A lacuna que David Bowie deixa na cultura pop nunca será preenchida. O luto dos fãs é compreensível, sincero e ainda irá doer por um longo período. No meu caso, acho que não lamento tanto a morte de um artista desde 2002, quando o telefonema de um amigo me avisou sobre o falecimento de Joe Strummer (Clash). Somente hoje consegui escrever sobre o assunto, uma vez que no último post escrito neste blog, em 2015, celebrei o lançamento do álbum Blackstar.
Nos inúmeros textos que li sobre Bowie, grande parte se referia à sua genialidade de abordar a própria morte iminente no vídeo da canção “Lazarus”, ao evocar o significado simbólico do personagem bíblico ressuscitado por Jesus, e também ao cantar o verso: “olha aqui para cima / estou no céu”. De fato, há clara menção ao tema na letra e na linguagem obscura de seu clipe, o que demonstra que a vida do músico foi uma obra de arte em si. Ou seja, nele legado artístico e narrativa de vida estão conectados, embaralhados.
Mas o aspecto mais fascinante na trajetória de David Bowie foi sua capacidade de assimilar os diferentes momentos da música, e aproveitar suas texturas sonoras para gerar diferentes sentidos na cultura pop. Em seus discos é possível observar traços de folk, glam rock, new wave, punk, e música eletrônica – entre outras fontes sonoras. Por esse motivo, a genialidade de Bowie está, sobretudo, associada à sua identidade musical sempre em processo criativo, pois ela não fecha em uma delimitação de gênero, mas é deliciosamente teimosa ao escapar às tentativas de definição.

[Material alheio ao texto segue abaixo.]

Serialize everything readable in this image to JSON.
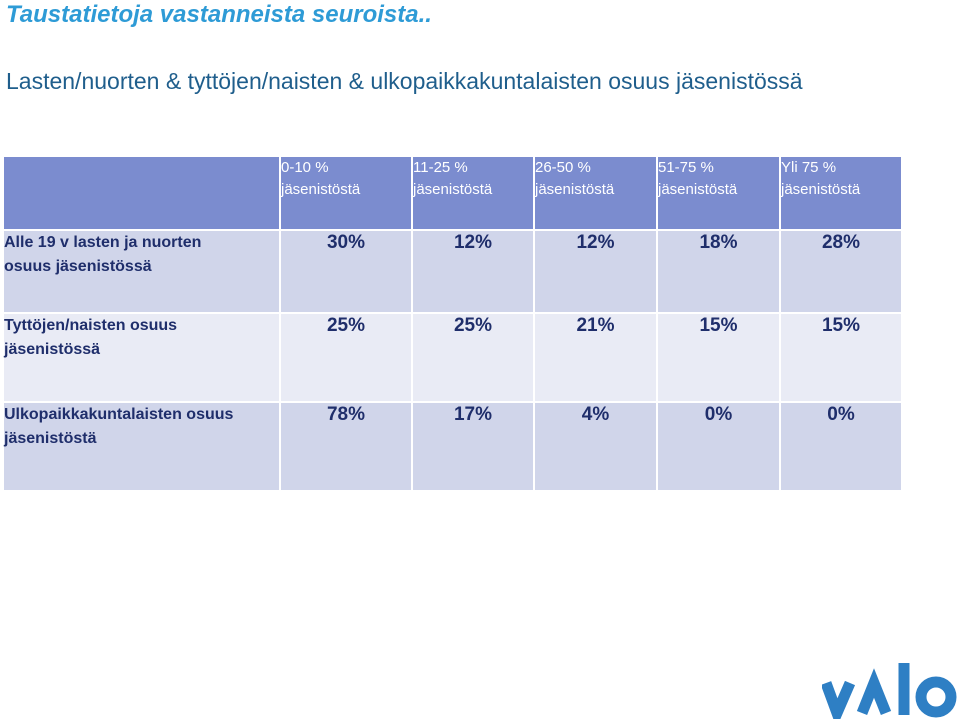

Concordo com o belo texto assinado por Hari Kunzru no Guardian, pois Bowie sintetiza a liberdade de construção dos universos de pertencimento, e essa discussão é amplamente pertinente no cenário atual, quando nos deparamos com forças conservadoras que tentam delimitar indivíduos em unicidades semânticas. Um dos principais teóricos dos Estudos Culturais, Stuart Hall, problematizara que a questão multicultural é essencial à definição de democracia. E a diversidade musical (e cultural) de Bowie remete a esse tipo de pensamento.
Afinal, o frescor de seus discos reside na facilidade com a qual o músico soube absorver a diferença – e falo isso porque há, no mínimo, dez álbuns de Bowie que obrigatoriamente devem estar em qualquer lista séria de rock. Portanto, devemos celebrar David Bowie porque sua construção identitária estava sempre aberta e receptiva às novas possibilidades estéticas, o que significa, acima de tudo, uma postura artística que reforçou a liberdade de assumir quaisquer representações na cultura pop.